SF: We need to be very smart and strategic about the practices, technologies, and tools for improving sustainability so that we can have both—high levels of productivity and improved outcomes for water and climate. We need to be smart about what to produce where—and to do it in ways that are as efficient as possible with inputs, land use, and soil health management. We need to continually push for more and better science to guide our decisions while moving forward with the no-regrets measures like improving nutrient use efficiency, implementing soil health measures, avoiding cultivating sensitive lands, and strategically placing wetlands and other filters to improve water quality. I spoke to Iowa farmer Denny Friest about these issues and the role of agricultural retailers in encouraging sustainability.

FT: How can these proposed strategies for sustainability influence transitions to more sustainable agriculture on an international level? What role do you see for international cooperation or collaboration in driving the transition to more sustainable commodity crop production?

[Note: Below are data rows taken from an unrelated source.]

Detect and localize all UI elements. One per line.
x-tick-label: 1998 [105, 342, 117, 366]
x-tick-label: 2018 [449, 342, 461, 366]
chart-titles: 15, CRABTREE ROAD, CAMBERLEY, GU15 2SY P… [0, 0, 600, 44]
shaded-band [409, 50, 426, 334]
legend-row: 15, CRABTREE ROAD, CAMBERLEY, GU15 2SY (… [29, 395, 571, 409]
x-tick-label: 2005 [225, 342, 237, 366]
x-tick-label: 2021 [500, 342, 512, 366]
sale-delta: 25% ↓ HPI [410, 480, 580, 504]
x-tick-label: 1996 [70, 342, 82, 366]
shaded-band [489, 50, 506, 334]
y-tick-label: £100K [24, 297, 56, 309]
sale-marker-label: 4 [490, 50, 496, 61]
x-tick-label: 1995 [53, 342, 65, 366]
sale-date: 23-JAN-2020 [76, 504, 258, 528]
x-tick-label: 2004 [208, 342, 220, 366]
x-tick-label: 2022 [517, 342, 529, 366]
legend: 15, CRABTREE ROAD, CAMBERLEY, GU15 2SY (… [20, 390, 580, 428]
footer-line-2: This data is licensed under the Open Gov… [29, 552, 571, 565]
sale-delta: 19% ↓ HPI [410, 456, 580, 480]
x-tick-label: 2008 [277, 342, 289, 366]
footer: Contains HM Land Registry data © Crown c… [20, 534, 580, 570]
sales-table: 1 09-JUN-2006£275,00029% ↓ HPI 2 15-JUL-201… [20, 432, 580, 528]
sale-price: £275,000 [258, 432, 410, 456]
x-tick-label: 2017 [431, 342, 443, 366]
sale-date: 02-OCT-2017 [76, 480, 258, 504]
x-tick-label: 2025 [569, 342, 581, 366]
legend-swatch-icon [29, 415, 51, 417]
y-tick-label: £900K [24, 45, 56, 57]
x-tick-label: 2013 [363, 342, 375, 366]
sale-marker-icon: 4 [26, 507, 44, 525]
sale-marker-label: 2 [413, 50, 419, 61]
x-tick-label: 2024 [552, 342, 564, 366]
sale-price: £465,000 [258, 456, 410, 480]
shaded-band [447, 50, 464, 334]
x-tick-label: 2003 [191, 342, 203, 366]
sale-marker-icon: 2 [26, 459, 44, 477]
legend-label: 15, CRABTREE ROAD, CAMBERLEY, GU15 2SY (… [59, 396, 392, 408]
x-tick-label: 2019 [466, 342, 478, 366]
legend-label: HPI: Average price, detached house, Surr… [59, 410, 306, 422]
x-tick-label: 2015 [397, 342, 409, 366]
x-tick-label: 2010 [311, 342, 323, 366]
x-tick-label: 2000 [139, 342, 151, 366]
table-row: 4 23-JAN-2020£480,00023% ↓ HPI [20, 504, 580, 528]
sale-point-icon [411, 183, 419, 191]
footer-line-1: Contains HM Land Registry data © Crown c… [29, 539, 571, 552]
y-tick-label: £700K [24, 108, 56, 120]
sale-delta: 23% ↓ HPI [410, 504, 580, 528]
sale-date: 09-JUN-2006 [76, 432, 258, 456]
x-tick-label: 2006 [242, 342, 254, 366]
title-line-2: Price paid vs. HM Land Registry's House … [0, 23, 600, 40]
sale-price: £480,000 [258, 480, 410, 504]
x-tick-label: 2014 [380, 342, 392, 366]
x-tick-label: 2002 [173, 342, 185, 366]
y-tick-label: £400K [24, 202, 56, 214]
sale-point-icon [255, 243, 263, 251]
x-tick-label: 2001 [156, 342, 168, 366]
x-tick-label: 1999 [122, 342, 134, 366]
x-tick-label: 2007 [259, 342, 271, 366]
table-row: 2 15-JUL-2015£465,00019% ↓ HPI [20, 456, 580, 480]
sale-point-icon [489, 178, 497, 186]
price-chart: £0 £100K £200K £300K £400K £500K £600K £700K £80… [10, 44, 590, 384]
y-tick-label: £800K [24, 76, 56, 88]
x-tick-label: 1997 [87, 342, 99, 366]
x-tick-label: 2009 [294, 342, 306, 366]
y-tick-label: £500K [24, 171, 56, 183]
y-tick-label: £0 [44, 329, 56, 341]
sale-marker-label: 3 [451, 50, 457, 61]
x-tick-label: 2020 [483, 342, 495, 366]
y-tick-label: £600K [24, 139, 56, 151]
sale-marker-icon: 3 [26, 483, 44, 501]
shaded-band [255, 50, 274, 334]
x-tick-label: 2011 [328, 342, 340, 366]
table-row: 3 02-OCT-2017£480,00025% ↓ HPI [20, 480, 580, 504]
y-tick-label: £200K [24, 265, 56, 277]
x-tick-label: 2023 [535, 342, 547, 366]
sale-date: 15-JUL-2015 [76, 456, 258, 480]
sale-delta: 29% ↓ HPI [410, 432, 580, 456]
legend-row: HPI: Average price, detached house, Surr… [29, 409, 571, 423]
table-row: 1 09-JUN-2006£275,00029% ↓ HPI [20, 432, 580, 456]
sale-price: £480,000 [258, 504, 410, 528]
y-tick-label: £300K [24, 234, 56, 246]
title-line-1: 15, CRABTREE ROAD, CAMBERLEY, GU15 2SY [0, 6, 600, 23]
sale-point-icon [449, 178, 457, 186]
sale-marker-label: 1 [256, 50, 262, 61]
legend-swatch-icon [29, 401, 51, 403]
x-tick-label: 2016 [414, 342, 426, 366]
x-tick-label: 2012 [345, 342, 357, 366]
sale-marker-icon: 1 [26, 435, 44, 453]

SF: We are just starting to look at this, but we believe there are important lessons to be learned and shared. The approach of efficient, smart crop production, sustainable intensification, and ongoing scientific work to find even better ways carries around the world. We need to leverage the trusted networks and relationships farmers have and work through those trusted advisors. We need the supply chain to be full partners and players in this—not just waiting for improvements, but being active partners in training, technology transfer, communications, and more.

FT:  In this program overview, the EDF suggests that companies with big purchasing power can influence transitions in farming—what role do you see for the consumer in motivating farmers to adapt to agricultural systems that emit fewer greenhouse gasses and waste less fertilizer? How can Food Tank readers address the need for more the sustainable production of commodity crops outlined in the report?

SF: Consumers need to communicate to those that they buy from—food companies and retailers—that sustainability is important and is an expectation. We need consumers to continue to become better informed about what sustainability really means. Consumers need to recognize their role in communicating to the supply chain and the food choices they make. They also need to learn much more about the realities of the food system, the agricultural system, that small does not mean good, organic, and local are pieces of the puzzle but not the full solution for sustainability. It is going to take a diversity of systems and approaches.

Food Tank readers can become more educated on what sustainability means in the context of the broader food system—that sustainability is about performance, not size, and their voices are of the utmost importance in communicating with supply chain stakeholders. They can be part of a discussion that is open minded about the pathways to sustainability—the opportunities for real sustainability at the small and large scales, in conventional agriculture and organic and local agriculture, and the partnerships that can make this a reality.